Obama’s California Dream
Before the 2008 primary/caucus schedule got squeezed to within an inch of 2007, there was a nifty national strategy available to candidates: Bank votes in big states by absentee ballot before Iowa and New Hampshire have a chance to upend national public opinion.
I was speaking to strategist Chris Lehane earlier this year and he outlined the way this strategy might work out:
“There could be more Democrats who will vote absentee in Los Angeles county than Democrats who cast votes in Iowa, New Hampshire, Nevada and South Carolina combined. And they could vote before the first caucus in Iowa.”
Well, that was when the Iowa caucus was scheduled for next Monday, January 14.
As it stands, California’s absentee voters, who make up roughly 40 percent of the primary electorate, will be getting their ballots later this week, perhaps tomorrow. If everything goes according to the polling, that’s the day after Barack Obama will have sealed his second victory over Hillary Clinton in a romp.
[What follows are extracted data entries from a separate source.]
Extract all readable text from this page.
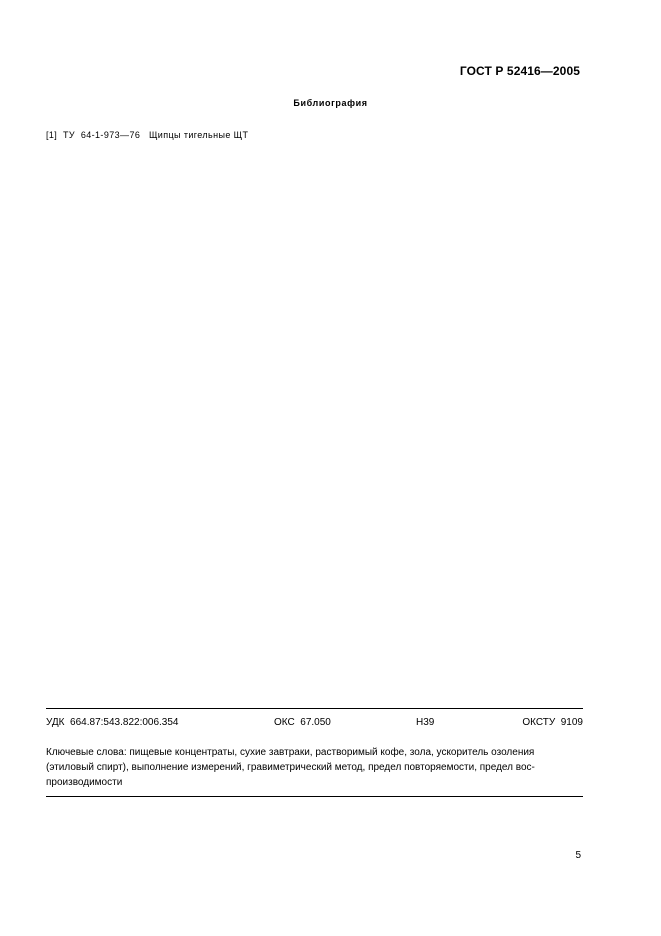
ГОСТ Р 52416—2005
Библиография
[1]  ТУ  64-1-973—76   Щипцы тигельные ЩТ
УДК  664.87:543.822:006.354	ОКС  67.050	Н39	ОКСТУ  9109
Ключевые слова: пищевые концентраты, сухие завтраки, растворимый кофе, зола, ускоритель озоления
(этиловый спирт), выполнение измерений, гравиметрический метод, предел повторяемости, предел вос-
производимости
5
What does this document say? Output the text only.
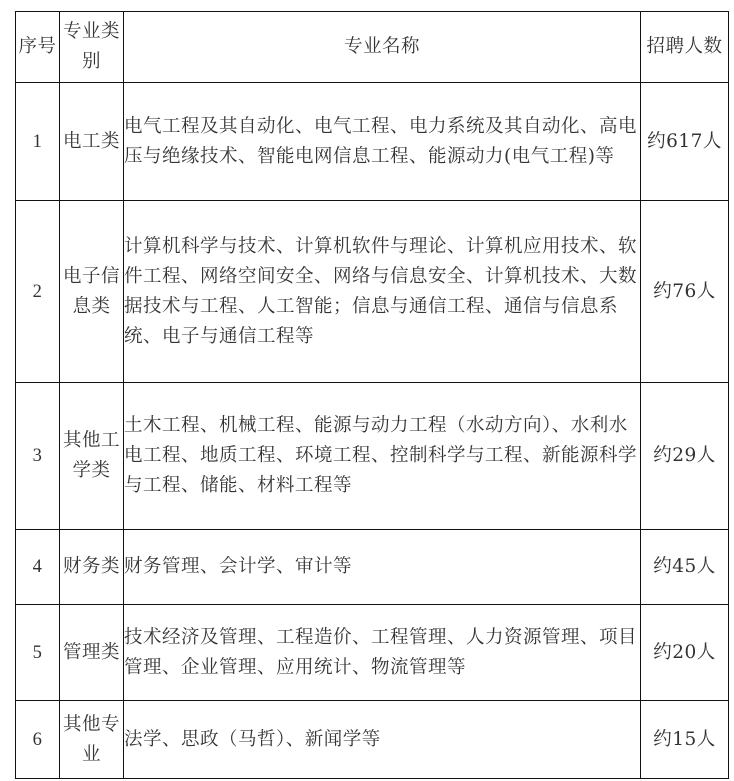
序号	专业类别	专业名称	招聘人数
1	电工类	电气工程及其自动化、电气工程、电力系统及其自动化、高电压与绝缘技术、智能电网信息工程、能源动力(电气工程)等	约617人
2	电子信息类	计算机科学与技术、计算机软件与理论、计算机应用技术、软件工程、网络空间安全、网络与信息安全、计算机技术、大数据技术与工程、人工智能；信息与通信工程、通信与信息系统、电子与通信工程等	约76人
3	其他工学类	土木工程、机械工程、能源与动力工程（水动方向）、水利水电工程、地质工程、环境工程、控制科学与工程、新能源科学与工程、储能、材料工程等	约29人
4	财务类	财务管理、会计学、审计等	约45人
5	管理类	技术经济及管理、工程造价、工程管理、人力资源管理、项目管理、企业管理、应用统计、物流管理等	约20人
6	其他专业	法学、思政（马哲）、新闻学等	约15人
All of which means that Obama can now start locking in his Big Mo before he ever gets to South Carolina or Nevada. California loves to vote for a winner. And there’s something Schwarzenegger-ian about Obama’s sunny post-partisanship. Even if Clinton somehow forges a comeback between now and Palmetto State, Obama will have been busy cherry picking from the motherlode of convention delegates.
This is similarly bad news for Rudy Giuliani. His big state gamble will be looking worse and worse if John McCain emerges victorious tonight. Like Obama his win could beget a much bigger win among the Golden State’s GOP and independent absentee voters.
There was talk that the revamped primary schedule might minimize the importance of the tiny early states. Right now Iowa and New Hampshire are looking like the butterflies whose flapping wings will give rise to Obama’s perfect storm.